Elizabeth loved After Eight ice cream (to make quantities for six people you will need two boxes of After Eights and no fewer than six egg yolks), the Soufflé Rothschild created by Carême (its essential ingredient is Goldwasser, a strong liqueur containing flakes of gold leaf) and – what did I tell you about eggs? – Oeufs Drumkilbo, a sort of prawn-cocktail-meets-eggs-mayonnaise dish which she liked to serve on picnics. (Drumbilko is the next estate to Glamis Castle, the Queen Mother’s childhood hood; this dish was also served at the wedding of Prince Andrew and Sarah Ferguson in 1986).

And so it continues, the strange coupling of decadence and moderation. The royals remind me of the friend who points out, when the bill comes, that they did not have pudding – shortly before announcing they are off to their new second home for the weekend. We know that the Queen favours Tupperware, the better to keep her breakfast cereal fresh. We know she likes Irish stew, rissoles (pheasant, preferably), and a good cup of tea. But we know, too, that every morning she writes her heart’s desires in her menu book for the staff, that diners at Balmoral are piped into dinner, that footmen abound in all her homes.

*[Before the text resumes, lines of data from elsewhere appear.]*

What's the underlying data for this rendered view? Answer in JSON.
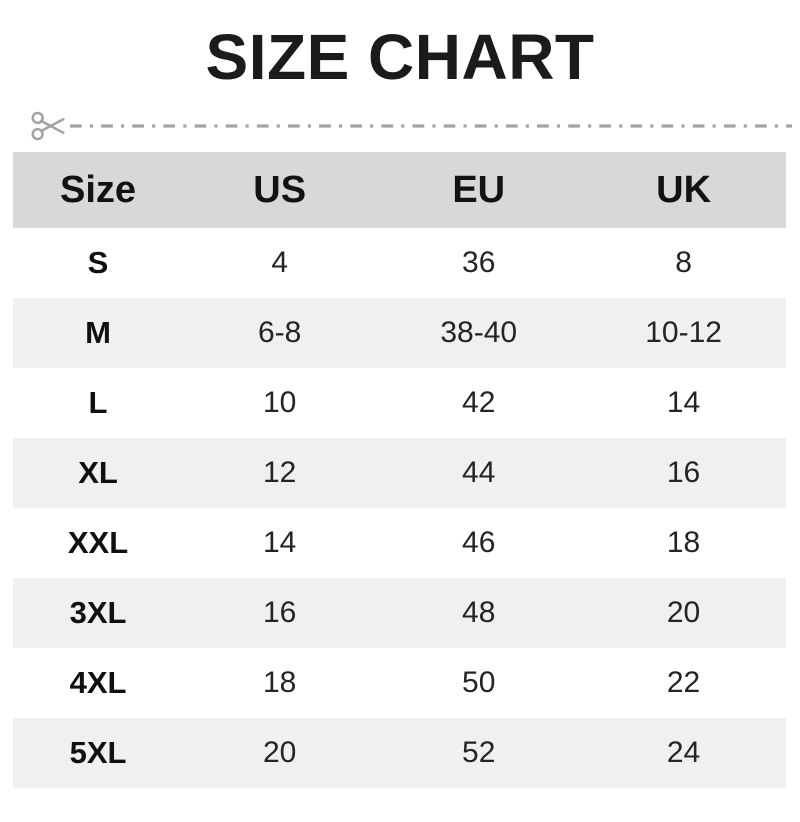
{
  "chart_data": {
    "type": "table",
    "title": "SIZE CHART",
    "columns": [
      "Size",
      "US",
      "EU",
      "UK"
    ],
    "rows": [
      [
        "S",
        "4",
        "36",
        "8"
      ],
      [
        "M",
        "6-8",
        "38-40",
        "10-12"
      ],
      [
        "L",
        "10",
        "42",
        "14"
      ],
      [
        "XL",
        "12",
        "44",
        "16"
      ],
      [
        "XXL",
        "14",
        "46",
        "18"
      ],
      [
        "3XL",
        "16",
        "48",
        "20"
      ],
      [
        "4XL",
        "18",
        "50",
        "22"
      ],
      [
        "5XL",
        "20",
        "52",
        "24"
      ]
    ],
    "layout_hints": {
      "header_row_shaded": true,
      "zebra_striping": "even body rows shaded",
      "cut_line_above_table": true
    }
  },
  "colors": {
    "header_bg": "#d8d8d8",
    "alt_row_bg": "#f0f0f0",
    "title_text": "#1b1b1b",
    "cut_line": "#a3a3a3"
  }
}
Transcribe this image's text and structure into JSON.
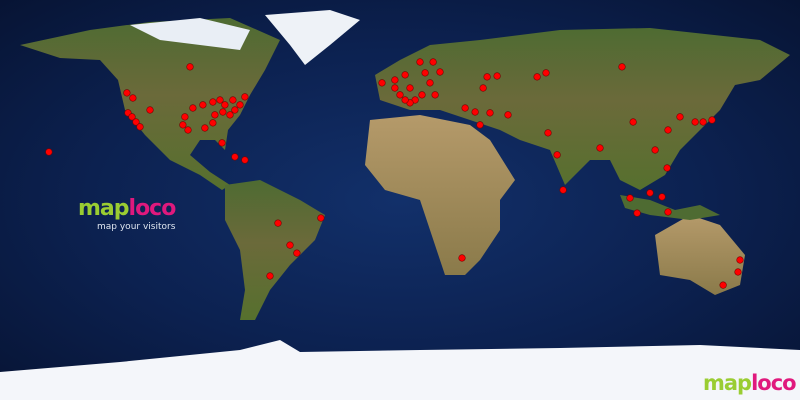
{
  "widget": {
    "logo_part1": "map",
    "logo_part2": "loco",
    "tagline": "map your visitors",
    "colors": {
      "ocean": "#0c2150",
      "land": "#4a6a2a",
      "ice": "#f2f5fa",
      "marker": "#ff0000",
      "logo_green": "#9acd32",
      "logo_pink": "#e0197d"
    }
  },
  "projection": "equirectangular",
  "visitors": [
    [
      -94.5,
      59.9
    ],
    [
      -122.9,
      48.2
    ],
    [
      -120.2,
      45.9
    ],
    [
      -122.4,
      39.2
    ],
    [
      -120.6,
      37.4
    ],
    [
      -118.8,
      35.1
    ],
    [
      -117,
      32.9
    ],
    [
      -112.5,
      40.5
    ],
    [
      -96.8,
      37.4
    ],
    [
      -97.7,
      33.8
    ],
    [
      -95.4,
      31.5
    ],
    [
      -93.2,
      41.4
    ],
    [
      -88.7,
      42.8
    ],
    [
      -84.2,
      44.1
    ],
    [
      -81,
      45
    ],
    [
      -78.8,
      42.8
    ],
    [
      -75.2,
      45
    ],
    [
      -72,
      42.8
    ],
    [
      -69.8,
      46.4
    ],
    [
      -83.3,
      38.3
    ],
    [
      -79.7,
      39.6
    ],
    [
      -76.5,
      38.3
    ],
    [
      -87.8,
      32.4
    ],
    [
      -84.2,
      34.7
    ],
    [
      -74.3,
      40.5
    ],
    [
      -80.1,
      25.7
    ],
    [
      -69.8,
      18
    ],
    [
      -74.3,
      19.4
    ],
    [
      -158,
      21.6
    ],
    [
      -54.9,
      -10.4
    ],
    [
      -49.5,
      -20.3
    ],
    [
      -46.4,
      -23.9
    ],
    [
      -35.6,
      -8.1
    ],
    [
      -58.5,
      -34.2
    ],
    [
      -8.1,
      52.7
    ],
    [
      -2.3,
      54
    ],
    [
      2.3,
      56.3
    ],
    [
      9,
      62.1
    ],
    [
      14.9,
      62.1
    ],
    [
      11.3,
      57.2
    ],
    [
      13.5,
      52.7
    ],
    [
      4.5,
      50.4
    ],
    [
      0,
      47.3
    ],
    [
      -2.3,
      50.4
    ],
    [
      6.8,
      45
    ],
    [
      4.5,
      43.7
    ],
    [
      9.9,
      47.3
    ],
    [
      15.8,
      47.3
    ],
    [
      18,
      57.6
    ],
    [
      2.3,
      45
    ],
    [
      37.4,
      50.4
    ],
    [
      39.2,
      55.4
    ],
    [
      43.7,
      55.8
    ],
    [
      61.7,
      55.4
    ],
    [
      65.7,
      57.2
    ],
    [
      99.9,
      59.9
    ],
    [
      29.3,
      41.4
    ],
    [
      33.8,
      39.6
    ],
    [
      36,
      33.8
    ],
    [
      40.5,
      39.2
    ],
    [
      48.6,
      38.3
    ],
    [
      66.6,
      30.2
    ],
    [
      70.7,
      20.3
    ],
    [
      73.4,
      4.5
    ],
    [
      90,
      23.4
    ],
    [
      104.9,
      35.1
    ],
    [
      120.6,
      31.5
    ],
    [
      126,
      37.4
    ],
    [
      132.8,
      35.1
    ],
    [
      136.4,
      35.1
    ],
    [
      140.4,
      36
    ],
    [
      114.8,
      22.5
    ],
    [
      120.2,
      14.4
    ],
    [
      103.5,
      0.9
    ],
    [
      106.7,
      -5.9
    ],
    [
      112.5,
      3.2
    ],
    [
      117.9,
      1.4
    ],
    [
      120.6,
      -5.4
    ],
    [
      27.9,
      -26.1
    ],
    [
      153,
      -27
    ],
    [
      152.1,
      -32.4
    ],
    [
      145.4,
      -38.3
    ]
  ]
}
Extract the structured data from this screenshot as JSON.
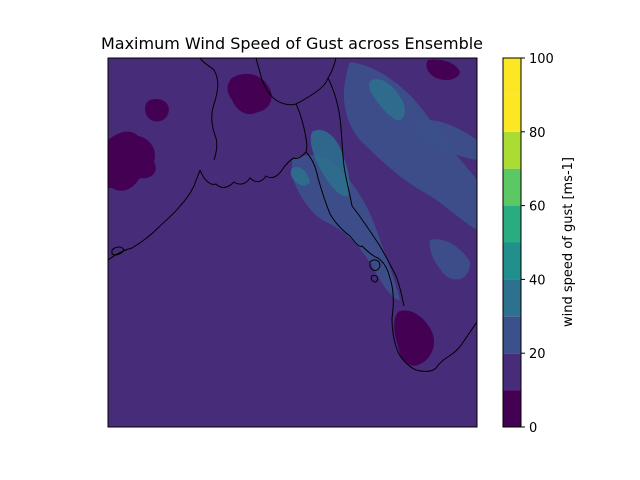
{
  "chart_data": {
    "type": "heatmap",
    "title": "Maximum Wind Speed of Gust across Ensemble",
    "description_map": "filled contour map over the Bay of Bengal region with coastlines",
    "colorbar": {
      "label": "wind speed of gust [ms-1]",
      "levels": [
        0,
        10,
        20,
        30,
        40,
        50,
        60,
        70,
        80,
        90,
        100
      ],
      "ticks": [
        0,
        20,
        40,
        60,
        80,
        100
      ],
      "tick_labels": [
        "0",
        "20",
        "40",
        "60",
        "80",
        "100"
      ],
      "colors": [
        "#440154",
        "#472c7a",
        "#3b518b",
        "#2c718e",
        "#21908d",
        "#27ad81",
        "#5cc863",
        "#aadc32",
        "#fde725",
        "#fde725"
      ]
    },
    "dominant_level_range": [
      10,
      20
    ],
    "features": [
      {
        "region": "ocean and most land",
        "range": [
          10,
          20
        ]
      },
      {
        "region": "scattered land patches (west, south-east peninsula)",
        "range": [
          0,
          10
        ]
      },
      {
        "region": "north-east land ridges and coastal band",
        "range": [
          20,
          40
        ]
      }
    ]
  }
}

The Duke of Edinburgh is said to be obsessed with barbecuing in quiet corners of his wife’s estates, but is it really him who loads up the Land Rover with charcoal? And when we’re told that he takes his electric frying pan everywhere, who is it, I wonder, who packs it for him? As for Prince Charles’s instructions to his cook not to waste the lovage that grows tall in the Highgrove kitchen garden – it must be used for soup! – this sounds admirable only until you remember that Charles’s household is 159 strong, and that his personal spending rose last year by some 50%.

How much do royal tastes influence the rest of us? Not much is the truth. Victoria and Albert might have introduced us to the Christmas tree, but we can’t blame them for the turkey; they usually had beef (though on one occasion, or so I read, they enjoyed a swan). There is coronation chicken, invented by Constance Spry and Rosemary Hume for the banquet to mark the Queen’s coronation in 1953 (I don’t know whether the Queen likes coronation chicken herself but, made right, with poached chicken rather than leftovers, and a light dressing rather than a slick of mayonnaise and curry powder, it is delicious).

There is Prince Charles’s range of organic Duchy Originals, though when you see how much HRH’s oat cakes, jam and herbal tea cost, what you feel mostly is the need to run in the direction of Lidl. But very little else. If anything, they’re rushing towards us these days. The Duchess of Cambridge shops at Spar, Morrison’s and Waitrose – she pushes her own trolley! – and at an Anglesey butcher, where she was seen spending 82p on lamb’s liver to make a gravy for a pie (contrast this with the San Lorenzo-loving Princess Diana, whose cooking skills were so limited her chef had to leave her a note explaining how to operate the microwave).

I know there are those who feel that while the most prominent family in the land continues to stalk and to shoot, blood sports will never be outlawed. But since I am not anti these things, I can’t say I mind terribly much. I once went stalking in Scotland for this magazine, and the experience was so bone-achingly exhausting, I began to think Charles might be tougher than he sometimes seems.

For my own part, I associate the royal family very strongly indeed with icing. To be specific, with the bright blue and red icing I used to decorate some cakes I made with my stepmother when it was the Queen’s silver jubilee. (Ah, the innocence of 1977, when all the world was one giant street party!) And with a certain kind of kitschy biscuit tin. The other day, in Marks & Spencer, I found my hand hovering for longer than it should have done over a tin of Diamond Jubilee shortbread. It was very pretty; quite understated as royal souvenirs go. I resisted, that day. But I know in my bones such a tin will eventually find its way into my shopping basket. Shortbread is always delicious – whether your attitude towards it is ironic, or not.